I shoot a variety of frames, with a wide variety of grips. Some days I shoot very small frames like Bill Hays' Arrowshot and then other days very large ones. Pinch, hammer, finger braced. Some days the weather and arthritis dictate what method I use!


----------



## Clang! (Jan 16, 2017)

I monkeyed around with various widths and grips and find I like the narrow 2.25" pinch despite wearing a size large glove. The really wide grips aggravate an old injury.


----------



## inconvenience (Mar 21, 2016)

I am gravitating towards smaller frames and pinch grips myself. I find around a 2 & 1/2" - 3.25" range the most comfortable.

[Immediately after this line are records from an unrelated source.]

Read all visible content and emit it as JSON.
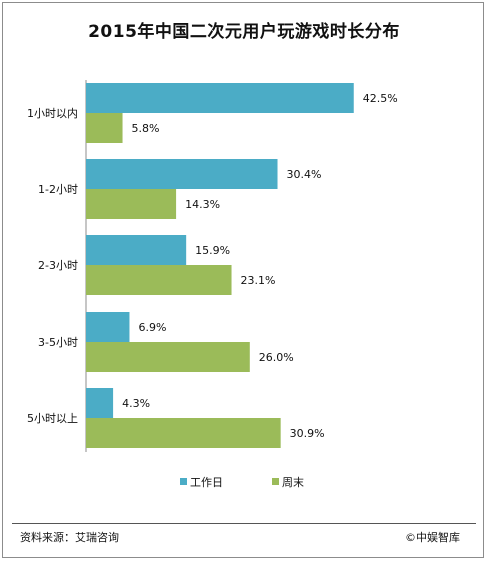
{
  "title": "2015年中国二次元用户玩游戏时长分布",
  "chart_data": {
    "type": "bar",
    "orientation": "horizontal",
    "categories": [
      "1小时以内",
      "1-2小时",
      "2-3小时",
      "3-5小时",
      "5小时以上"
    ],
    "series": [
      {
        "name": "工作日",
        "values": [
          42.5,
          30.4,
          15.9,
          6.9,
          4.3
        ],
        "color": "#4bacc6"
      },
      {
        "name": "周末",
        "values": [
          5.8,
          14.3,
          23.1,
          26.0,
          30.9
        ],
        "color": "#9bbb59"
      }
    ],
    "value_labels": [
      [
        "42.5%",
        "30.4%",
        "15.9%",
        "6.9%",
        "4.3%"
      ],
      [
        "5.8%",
        "14.3%",
        "23.1%",
        "26.0%",
        "30.9%"
      ]
    ],
    "xlim": [
      0,
      45
    ],
    "grid": false,
    "legend_position": "bottom"
  },
  "footer": {
    "source": "资料来源：艾瑞咨询",
    "copyright": "©中娱智库"
  }
}
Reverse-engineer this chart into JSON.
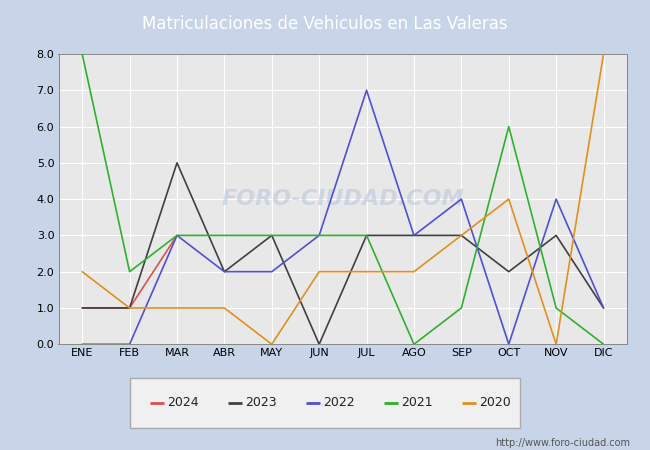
{
  "title": "Matriculaciones de Vehiculos en Las Valeras",
  "months": [
    "ENE",
    "FEB",
    "MAR",
    "ABR",
    "MAY",
    "JUN",
    "JUL",
    "AGO",
    "SEP",
    "OCT",
    "NOV",
    "DIC"
  ],
  "ylim": [
    0.0,
    8.0
  ],
  "yticks": [
    0.0,
    1.0,
    2.0,
    3.0,
    4.0,
    5.0,
    6.0,
    7.0,
    8.0
  ],
  "series": {
    "2024": {
      "color": "#e05050",
      "data": [
        1,
        1,
        3,
        null,
        null,
        null,
        null,
        null,
        null,
        null,
        null,
        null
      ]
    },
    "2023": {
      "color": "#404040",
      "data": [
        1,
        1,
        5,
        2,
        3,
        0,
        3,
        3,
        3,
        2,
        3,
        1
      ]
    },
    "2022": {
      "color": "#5050d0",
      "data": [
        0,
        0,
        3,
        2,
        2,
        3,
        7,
        3,
        4,
        0,
        4,
        1
      ]
    },
    "2021": {
      "color": "#30b030",
      "data": [
        8,
        2,
        3,
        3,
        3,
        3,
        3,
        0,
        1,
        6,
        1,
        0
      ]
    },
    "2020": {
      "color": "#e09020",
      "data": [
        2,
        1,
        1,
        1,
        0,
        2,
        2,
        2,
        3,
        4,
        0,
        8
      ]
    }
  },
  "watermark": "FORO-CIUDAD.COM",
  "url": "http://www.foro-ciudad.com",
  "fig_bg_color": "#c8d4e8",
  "plot_bg_color": "#e8e8e8",
  "title_bg_color": "#5577cc",
  "title_text_color": "#ffffff",
  "grid_color": "#ffffff",
  "legend_bg_color": "#f0f0f0",
  "legend_edge_color": "#aaaaaa"
}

But this varies a lot by frame and how thick the frame is and how the edges are shaped.

I really like the width of the SmOTT Ranger template Bill provided. I also like the good old Mule which is significantly wider. I'm thinking of making an 80%-90% scale one with an ergonomic grip.

Today I am making myself a Ninja Tac. If you were considering buying a frame I really recommend you sink that money into a jigsaw and experiment with different board cuts. I wish I had done that before I bought most of the frames I have tried in the last year.

But like others have said. There are too many personal factors involved. And it will vary depending on how high you like to hold, if you side shoot or not, etc.

And don't overlook making or aquiring a good braided or leather lanyard. They can take a huge amount of the pressure away from your hand without being as clunky (IMO) as the old wrist rocket forearm braces.

You could also get some stiff modeling clay and make yourself rough prototype frames and see what size feels best for you.


----------



## Clang! (Jan 16, 2017)

I made an white oak or douglas fir boardcut using the regular Ranger OTT template, and rounded the edges back at the pinch. Very uncomfortable for a pinch grip, but fairly comfortable for a thumb support. Unfortunately it's slap-happy. It might make second one at about 112% scale, but modify it specifically for a thumb support and TTF.

EDIT: I'll try adding a braided wrist lanyard to my current project (non-rotating W slingshot). I made the grip thin to avoid torqueing it, but I lost a lot of leverage in doing so.


----------



## Clang! (Jan 16, 2017)

I scavenged an old cotton canvas bowsling and anchored it high on the back (target side) of the grip. There was some benefit with a my wrist down, but when I broke my wrist nearly level (look up recurve bow high wrist or ergo grips), the strap really came into play. With the center of pressure almost at the top of the grip, the torque necessary to counteract the band traction dropped way down.


----------